What is deprovisioning?
Deprovisioning is the process of removing an employee's access rights to software and IT resources. It is generally carried out when an employee's status is about to change, such as when an employee leaves, changes position or is promoted. It is an important step in the offboarding procedure, and must always be carried out to ensure the security of the company's IT systems.
It's important to remember that access rights must be deleted or suspended as soon as an employee no longer needs them, even if this involves a change of position. Poor deprovisioning can create security loopholes, allowing former employees to retain access. In extreme cases, you run the risk of data theft, system sabotage or other malicious acts.
Like provisioning, deprovisioning can be carried out manually, but this can have a number of drawbacks and lead to errors.
Why should it be automated?
Manual deprovisioning can be tedious and error-prone.
Manual deprovisioning exposes you to the following risks:
- Delays: it can take a long time to collect HR data and IS information. Because of this delay, employees who have left may still have access.
- Neglect: it's possible to simply forget to take care of them, leading to security breaches and the creation of phantom accounts.

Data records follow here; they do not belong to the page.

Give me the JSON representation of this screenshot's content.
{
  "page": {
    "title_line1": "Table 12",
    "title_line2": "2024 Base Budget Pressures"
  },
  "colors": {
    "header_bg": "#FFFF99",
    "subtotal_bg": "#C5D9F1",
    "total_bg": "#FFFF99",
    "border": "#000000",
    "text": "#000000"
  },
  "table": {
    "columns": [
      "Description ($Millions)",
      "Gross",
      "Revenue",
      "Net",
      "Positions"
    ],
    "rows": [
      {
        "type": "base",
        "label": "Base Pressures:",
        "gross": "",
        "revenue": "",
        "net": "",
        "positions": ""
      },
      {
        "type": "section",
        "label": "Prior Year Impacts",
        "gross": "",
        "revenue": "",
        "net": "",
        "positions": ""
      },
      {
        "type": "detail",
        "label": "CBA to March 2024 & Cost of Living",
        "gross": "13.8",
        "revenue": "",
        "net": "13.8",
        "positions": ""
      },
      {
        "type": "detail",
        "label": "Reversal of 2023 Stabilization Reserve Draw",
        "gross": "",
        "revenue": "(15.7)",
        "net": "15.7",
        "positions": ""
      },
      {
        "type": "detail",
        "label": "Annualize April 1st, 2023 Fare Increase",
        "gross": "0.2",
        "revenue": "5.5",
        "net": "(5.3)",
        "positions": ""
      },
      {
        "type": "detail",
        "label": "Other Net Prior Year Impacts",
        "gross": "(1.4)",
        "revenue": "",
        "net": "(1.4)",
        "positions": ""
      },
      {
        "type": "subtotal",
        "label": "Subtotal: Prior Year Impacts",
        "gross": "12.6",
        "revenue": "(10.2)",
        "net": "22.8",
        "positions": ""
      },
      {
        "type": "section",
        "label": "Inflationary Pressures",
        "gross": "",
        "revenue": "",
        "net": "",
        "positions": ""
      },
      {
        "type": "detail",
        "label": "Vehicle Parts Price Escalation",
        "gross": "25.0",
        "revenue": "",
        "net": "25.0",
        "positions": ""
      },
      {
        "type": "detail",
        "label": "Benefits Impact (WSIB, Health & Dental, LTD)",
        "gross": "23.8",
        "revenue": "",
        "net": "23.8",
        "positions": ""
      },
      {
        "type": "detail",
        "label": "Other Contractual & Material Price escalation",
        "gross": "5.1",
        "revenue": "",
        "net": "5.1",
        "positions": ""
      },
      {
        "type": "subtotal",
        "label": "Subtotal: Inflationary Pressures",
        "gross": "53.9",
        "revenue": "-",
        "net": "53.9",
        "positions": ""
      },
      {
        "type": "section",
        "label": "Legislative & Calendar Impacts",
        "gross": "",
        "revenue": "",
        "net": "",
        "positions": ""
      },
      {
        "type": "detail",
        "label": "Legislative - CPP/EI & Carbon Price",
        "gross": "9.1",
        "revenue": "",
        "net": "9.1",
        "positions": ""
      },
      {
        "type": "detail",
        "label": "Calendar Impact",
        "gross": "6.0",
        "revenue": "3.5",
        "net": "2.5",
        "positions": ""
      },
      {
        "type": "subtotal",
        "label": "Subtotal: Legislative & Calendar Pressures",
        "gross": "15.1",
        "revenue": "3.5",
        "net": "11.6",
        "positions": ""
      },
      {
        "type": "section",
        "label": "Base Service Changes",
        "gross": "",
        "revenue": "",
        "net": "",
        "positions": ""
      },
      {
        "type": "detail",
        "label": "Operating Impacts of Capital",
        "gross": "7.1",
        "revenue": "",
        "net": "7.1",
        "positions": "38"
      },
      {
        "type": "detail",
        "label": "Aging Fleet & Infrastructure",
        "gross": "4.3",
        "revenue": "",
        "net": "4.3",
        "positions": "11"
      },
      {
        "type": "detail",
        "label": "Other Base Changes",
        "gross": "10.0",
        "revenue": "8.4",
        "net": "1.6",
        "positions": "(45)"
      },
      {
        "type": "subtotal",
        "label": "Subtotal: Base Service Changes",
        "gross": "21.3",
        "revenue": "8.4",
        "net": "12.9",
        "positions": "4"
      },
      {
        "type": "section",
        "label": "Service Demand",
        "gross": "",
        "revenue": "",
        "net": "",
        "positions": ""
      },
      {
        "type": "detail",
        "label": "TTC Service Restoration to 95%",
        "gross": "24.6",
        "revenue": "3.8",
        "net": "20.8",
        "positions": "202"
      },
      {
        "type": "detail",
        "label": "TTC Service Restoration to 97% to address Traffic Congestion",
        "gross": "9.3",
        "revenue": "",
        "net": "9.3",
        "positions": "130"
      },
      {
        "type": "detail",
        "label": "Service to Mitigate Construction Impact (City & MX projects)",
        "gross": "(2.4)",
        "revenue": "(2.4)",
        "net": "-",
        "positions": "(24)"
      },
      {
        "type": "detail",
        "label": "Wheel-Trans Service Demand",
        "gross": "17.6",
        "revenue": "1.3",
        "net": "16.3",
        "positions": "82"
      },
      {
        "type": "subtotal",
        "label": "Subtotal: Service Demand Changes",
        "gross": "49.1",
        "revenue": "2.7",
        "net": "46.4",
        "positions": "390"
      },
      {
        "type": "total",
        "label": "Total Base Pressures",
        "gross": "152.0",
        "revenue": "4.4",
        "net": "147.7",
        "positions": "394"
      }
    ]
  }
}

- Errors: manual unprovisioning can lead to errors, such as deleting active user accounts or not deleting departed user accounts. These errors can lead to service interruptions and data loss.
To avoid this type of error, an IAM tool can automate the deprovisioning process.

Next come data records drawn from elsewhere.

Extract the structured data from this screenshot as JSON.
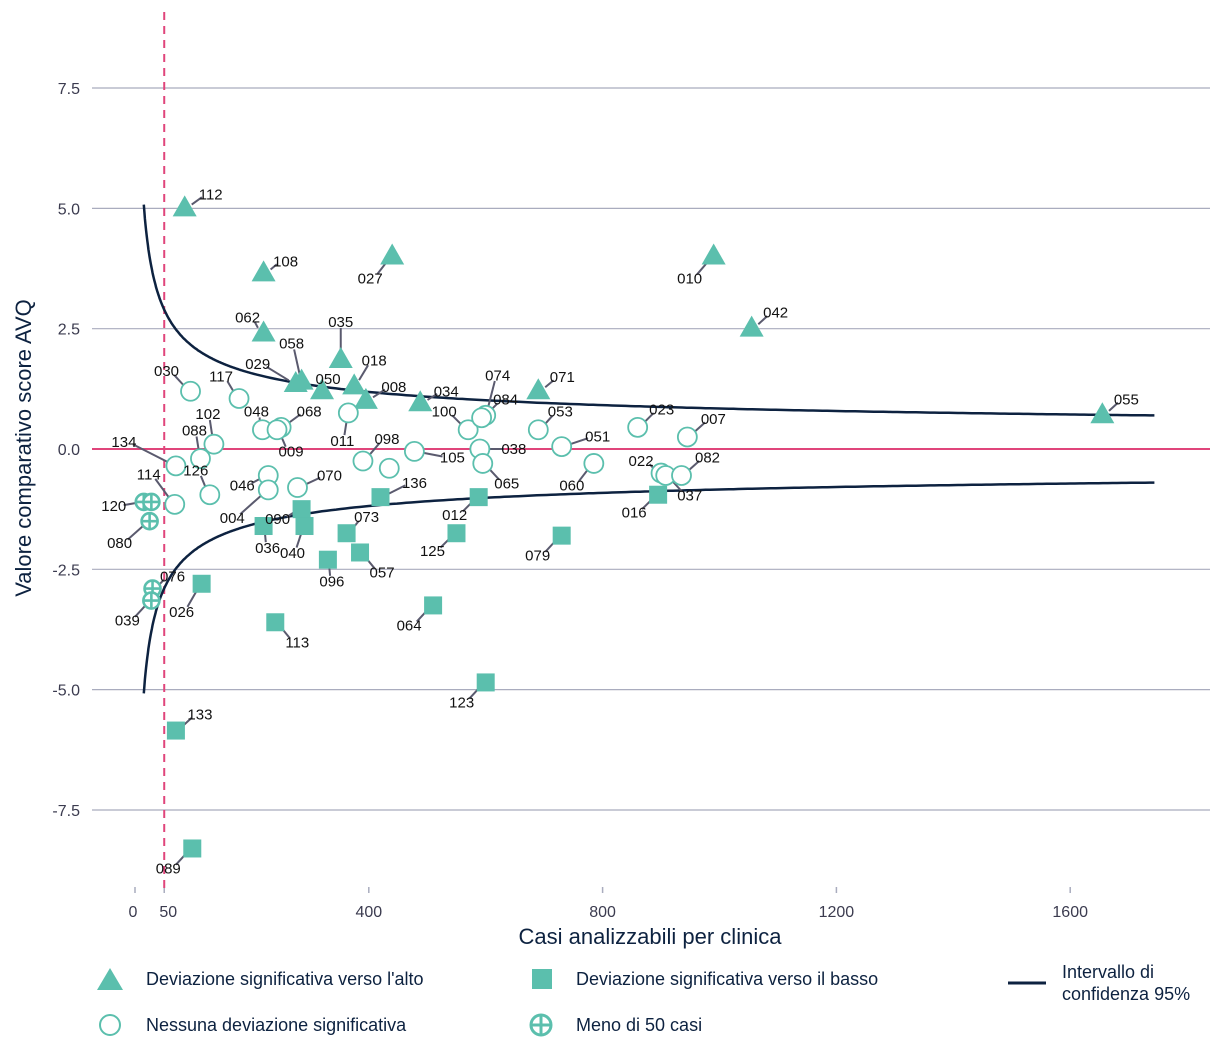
{
  "chart_data": {
    "type": "scatter",
    "title": "",
    "xlabel": "Casi analizzabili per clinica",
    "ylabel": "Valore comparativo score AVQ",
    "xlim": [
      -5,
      1765
    ],
    "ylim": [
      -9,
      9
    ],
    "x_ticks": [
      0,
      50,
      400,
      800,
      1200,
      1600
    ],
    "y_ticks": [
      7.5,
      5.0,
      2.5,
      0.0,
      -2.5,
      -5.0,
      -7.5
    ],
    "y_tick_labels": [
      "7.5",
      "5.0",
      "2.5",
      "0.0",
      "-2.5",
      "-5.0",
      "-7.5"
    ],
    "reference_line_y": 0.0,
    "reference_line_x": 50,
    "grid": "horizontal",
    "legend_position": "bottom",
    "colors": {
      "marker": "#5bbfad",
      "ci": "#0d2240",
      "ref": "#e0457b",
      "grid": "#a9acbe"
    },
    "series": [
      {
        "name": "Deviazione significativa verso l'alto",
        "marker": "triangle",
        "points": [
          {
            "id": "112",
            "x": 85,
            "y": 5.0
          },
          {
            "id": "108",
            "x": 220,
            "y": 3.65
          },
          {
            "id": "027",
            "x": 440,
            "y": 4.0
          },
          {
            "id": "010",
            "x": 990,
            "y": 4.0
          },
          {
            "id": "042",
            "x": 1055,
            "y": 2.5
          },
          {
            "id": "062",
            "x": 220,
            "y": 2.4
          },
          {
            "id": "035",
            "x": 352,
            "y": 1.85
          },
          {
            "id": "058",
            "x": 285,
            "y": 1.4
          },
          {
            "id": "029",
            "x": 275,
            "y": 1.35
          },
          {
            "id": "050",
            "x": 320,
            "y": 1.2
          },
          {
            "id": "018",
            "x": 375,
            "y": 1.3
          },
          {
            "id": "008",
            "x": 395,
            "y": 1.0
          },
          {
            "id": "034",
            "x": 488,
            "y": 0.95
          },
          {
            "id": "071",
            "x": 690,
            "y": 1.2
          },
          {
            "id": "055",
            "x": 1655,
            "y": 0.7
          }
        ]
      },
      {
        "name": "Deviazione significativa verso il basso",
        "marker": "square",
        "points": [
          {
            "id": "136",
            "x": 420,
            "y": -1.0
          },
          {
            "id": "012",
            "x": 588,
            "y": -1.0
          },
          {
            "id": "016",
            "x": 895,
            "y": -0.95
          },
          {
            "id": "073",
            "x": 362,
            "y": -1.75
          },
          {
            "id": "125",
            "x": 550,
            "y": -1.75
          },
          {
            "id": "079",
            "x": 730,
            "y": -1.8
          },
          {
            "id": "090",
            "x": 285,
            "y": -1.25
          },
          {
            "id": "036",
            "x": 220,
            "y": -1.6
          },
          {
            "id": "040",
            "x": 290,
            "y": -1.6
          },
          {
            "id": "057",
            "x": 385,
            "y": -2.15
          },
          {
            "id": "096",
            "x": 330,
            "y": -2.3
          },
          {
            "id": "026",
            "x": 114,
            "y": -2.8
          },
          {
            "id": "064",
            "x": 510,
            "y": -3.25
          },
          {
            "id": "113",
            "x": 240,
            "y": -3.6
          },
          {
            "id": "123",
            "x": 600,
            "y": -4.85
          },
          {
            "id": "133",
            "x": 70,
            "y": -5.85
          },
          {
            "id": "089",
            "x": 98,
            "y": -8.3
          }
        ]
      },
      {
        "name": "Nessuna deviazione significativa",
        "marker": "circle-open",
        "points": [
          {
            "id": "030",
            "x": 95,
            "y": 1.2
          },
          {
            "id": "117",
            "x": 178,
            "y": 1.05
          },
          {
            "id": "048",
            "x": 218,
            "y": 0.4
          },
          {
            "id": "068",
            "x": 250,
            "y": 0.45
          },
          {
            "id": "009",
            "x": 243,
            "y": 0.4
          },
          {
            "id": "102",
            "x": 135,
            "y": 0.1
          },
          {
            "id": "011",
            "x": 365,
            "y": 0.75
          },
          {
            "id": "088",
            "x": 112,
            "y": -0.2
          },
          {
            "id": "134",
            "x": 70,
            "y": -0.35
          },
          {
            "id": "046",
            "x": 228,
            "y": -0.55
          },
          {
            "id": "126",
            "x": 128,
            "y": -0.95
          },
          {
            "id": "114",
            "x": 68,
            "y": -1.15
          },
          {
            "id": "004",
            "x": 228,
            "y": -0.85
          },
          {
            "id": "070",
            "x": 278,
            "y": -0.8
          },
          {
            "id": "098",
            "x": 390,
            "y": -0.25
          },
          {
            "id": "105",
            "x": 478,
            "y": -0.05
          },
          {
            "id": "100",
            "x": 570,
            "y": 0.4
          },
          {
            "id": "074",
            "x": 600,
            "y": 0.7
          },
          {
            "id": "084",
            "x": 593,
            "y": 0.65
          },
          {
            "id": "038",
            "x": 590,
            "y": 0.0
          },
          {
            "id": "065",
            "x": 595,
            "y": -0.3
          },
          {
            "id": "105b",
            "x": 435,
            "y": -0.4
          },
          {
            "id": "053",
            "x": 690,
            "y": 0.4
          },
          {
            "id": "051",
            "x": 730,
            "y": 0.05
          },
          {
            "id": "060",
            "x": 785,
            "y": -0.3
          },
          {
            "id": "023",
            "x": 860,
            "y": 0.45
          },
          {
            "id": "007",
            "x": 945,
            "y": 0.25
          },
          {
            "id": "022",
            "x": 900,
            "y": -0.5
          },
          {
            "id": "037",
            "x": 908,
            "y": -0.55
          },
          {
            "id": "082",
            "x": 935,
            "y": -0.55
          }
        ]
      },
      {
        "name": "Meno di 50 casi",
        "marker": "circle-plus",
        "points": [
          {
            "id": "120",
            "x": 15,
            "y": -1.1
          },
          {
            "id": "120b",
            "x": 28,
            "y": -1.1
          },
          {
            "id": "080",
            "x": 25,
            "y": -1.5
          },
          {
            "id": "076",
            "x": 30,
            "y": -2.9
          },
          {
            "id": "039",
            "x": 28,
            "y": -3.15
          }
        ]
      }
    ],
    "confidence_interval": {
      "name": "Intervallo di confidenza 95%",
      "x_range": [
        15,
        1745
      ]
    },
    "legend": {
      "up": "Deviazione significativa verso l'alto",
      "down": "Deviazione significativa verso il basso",
      "none": "Nessuna deviazione significativa",
      "few": "Meno di 50 casi",
      "ci_line1": "Intervallo di",
      "ci_line2": "confidenza 95%"
    }
  }
}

With an IAM tool like Youzer, you'll be able to have a secure, automated deprovisioning process. People who no longer have a link with the company will be highlighted and their access suspended.
Automation will enable you to :
- Increase productivity: by cross-referencing HR data with IT department information, you have a global view of current and former users, as well as their associated accounts. This is a real time-saver for IT teams when creating user accounts.
- Reduce costs: by detecting accounts in error, you can avoid overpaying for licenses for people who are no longer with the company. You can suspend access and then provide it to new employees.
- Secure your IS: by quickly and efficiently removing access for users who are no longer present. This reduces the risk of cyber attacks and data theft.
Conclusion
Unprovisioning is therefore crucial when revoking an employee's access rights to software and services. It is an essential step in the offboarding process to guarantee corporate IT security. Errors can occur when it is carried out manually, which is why automating deprovisioning via an IAM solution, such as Youzer, is recommended. This increases productivity, reduces costs and secures the IT system by quickly and efficiently removing inactive user access.